Много лет спустя, сидя с суровым лицом на заседаниях комиссии по делам несовершеннолетних, я невольно вспоминал различные эпизоды наших, «несовершеннолетних», игр военных лет… Вот инспектор милиции даёт нагоняй понурым пацанам за то, что они, (о, ужас!) стреляли из пневматического пистолета на каком-то пустыре по пустым бутылкам. Совершившим сей ужасный проступок долго внушается вся пагубность и неправомерность их опасных для них самих и окружающего мира действий… Что бы сказал, этот праведный инспектор, если бы узнал, что вытворял в своё время присутствующий здесь в моём официальном лице почтенный председатель депутатской комиссии… Правда, в те суровые времена игры детей с настоящим оружием были делом обычным и «вытворением» не считались. И сейчас у меня не нашлось слов осуждения для тех, кого по таким пустякам представили пред очами милиции, администрации, депутатов… Я лишь усмехался мысленно и молчал: что там пневматические пистолеты.

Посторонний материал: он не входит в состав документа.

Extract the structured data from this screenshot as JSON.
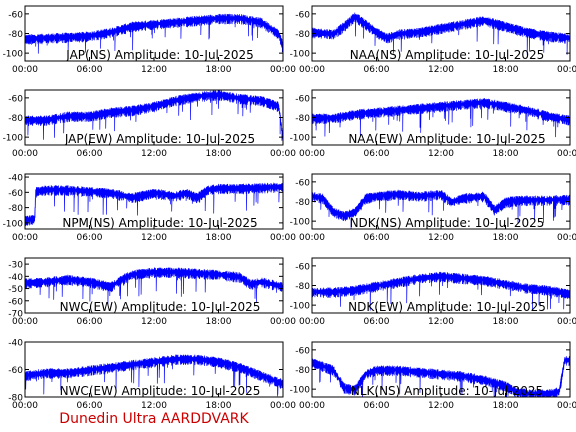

Мы их называли воздушными и не считали оружием – пукалки. А ребятишкам, будущим воинам, уметь обращаться с оружием отнюдь не лишне: продают же в магазинах игрушечные пистолеты и автоматы, внешне от настоящих почти не отличимые. Провинившиеся пацаны традиционно покивали повинными головами: больше, мол, никогда не будем – поняли и осознали.